OneWeb has turned its attention to completing ground stations after launching the last batch of satellites needed to deliver broadband services around the world, Chief Executive Officer Sunil Mittal said on March 27. Mittal said it has deployed “many of the mission-critical ground stations” necessary for a commercial launch in all markets for which the British operator is licensed to serve. More ground stations are expected to come online in the coming months as the new batch of OneWeb satellites is operational after the March 25 launch.
“My hope is that everything else will be done, except for a few ground stations in places like St. Helena and Seychelles where there are many difficulties in setting up ground stations,” he said at a media briefing. .
According to Mittal, OneWeb plans to raise “hundreds of millions of dollars” from international corporate and government clients over the next 12 months.
Phased launch
OneWeb said it has successfully communicated with all 36 low-Earth-orbiting (LEO) satellites after taking off at 23:30 ET with the Mark 3 Geosynchronous Launch Vehicle, or LVM3, from India’s Satish Space Center Dhavana. New Space India Limited (NSIL), the commercial arm of the Indian space agency, set out to expand the OneWeb satellite constellation to 618 satellites.
Most OneWeb satellites in LEO have already reached their final orbital positions using onboard thrust, Mittal said. The rest is expected to be implemented “in the coming weeks and months”. While OneWeb still needs to complete ground stations, Mittal said its latest launch is the final “critical part” of OneWeb’s business strategy and “signals the completion of our space program” to have enough satellites for global coverage in LEO.
Currently, OneWeb only provides business services in regions north of 50 degrees latitude, and says these regions generate around a few million dollars in revenue per month. He added that the company’s global grouping has 1.2 terabytes of usable capacity per second, which would generate more than $1 billion in revenue if sold at current rates. He said it remains to be seen how quickly OneWeb can get to this point, as regulatory hurdles still need to be overcome in countries like India.
Global expansion
OneWeb only needs 588 of the 648 proposed satellites running on LEO to provide global services, and any satellites launched after that point will act as backup. SpaceX is contracted to launch an as yet unspecified number of backup satellites for OneWeb as part of a joint mission Mittal plans for May or June.
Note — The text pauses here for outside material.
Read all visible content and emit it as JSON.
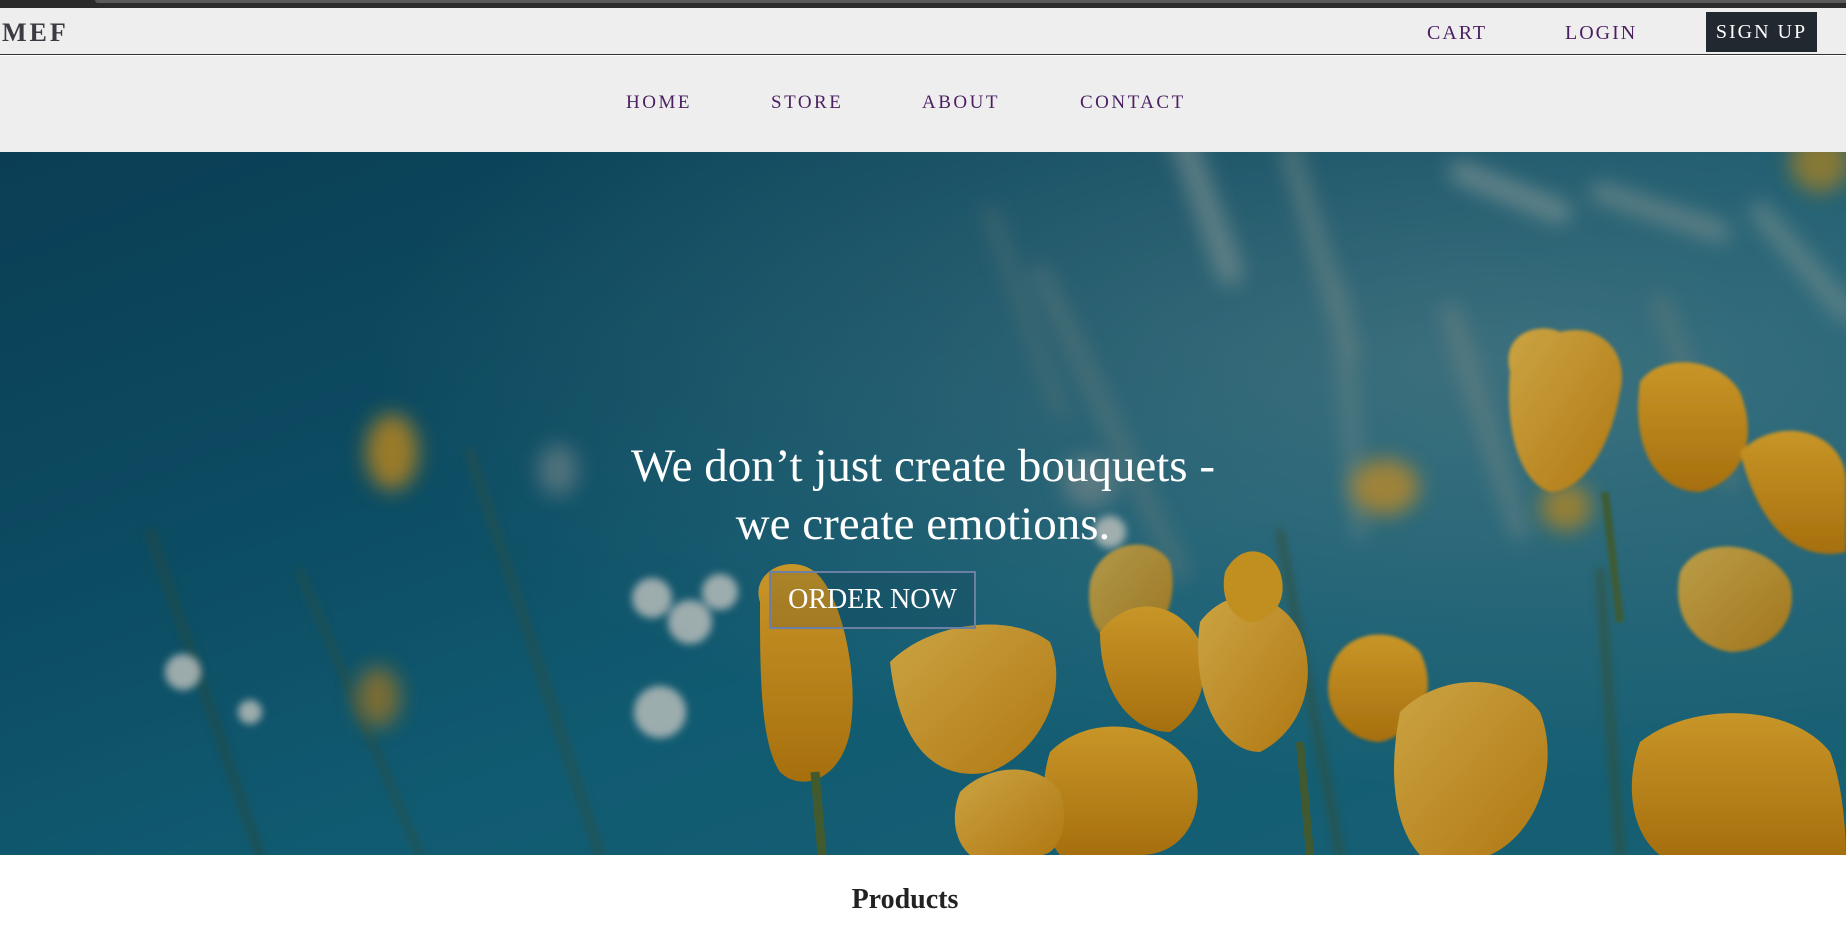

SpaceX has launched a total of 120 satellites for OneWeb during three Falcon 9 missions since December. The third and final special mission for OneWeb was launched on March 9 from the Space Force Station in Cape Canaveral, Florida. The first mission under NSIL’s two launch contracts for OneWeb deployed 36 LVM3 satellites from India on 22 October, signaling the resumption of the operator’s launch campaign.
Arianespace had previously planned to deploy the remaining OneWeb satellites using Soyuz rockets before that contract was canceled after Russia’s invasion of Ukraine in February 2022. According to Mittal, the launch failure set the company back eight to nine months and several hundred million dollars.
He said OneWeb also expects Russia to be an important market for broadband services before the war. Along with China, North Korea, and “a few other global hotspots”, the country’s service is currently not considered. According to him, however, the company continues to see significant demand from businesses and government customers in other countries. He added that smaller and lighter user terminals that have recently become commercially available will also help accelerate revenues.
And while SpaceX’s Starlink LEO broadband group is “a serious player in this market,” Mittal says OneWeb has the advantage of serving enterprise customers such as cell phone providers because its business is not focused on a consumer-focused growth strategy.
next generation
Proceeds from the global OneWeb group will help support the $4 billion second-generation LEO group, developed in partnership with French geostationary satellite operator Eutelsat, which is seeking regulatory approval to acquire the British company.
Eutelsat is listed on the Euronext Paris exchange, and Mittal said the companies plan to sign an agreement to raise money in the UK through an IPO on OneWeb “in the coming months”.
Last month, Eutelsat CEO Eva Bernecke said that she expects the request for proposals for the second-generation OneWeb group to be published by the end of June and that launches could begin as early as 2025.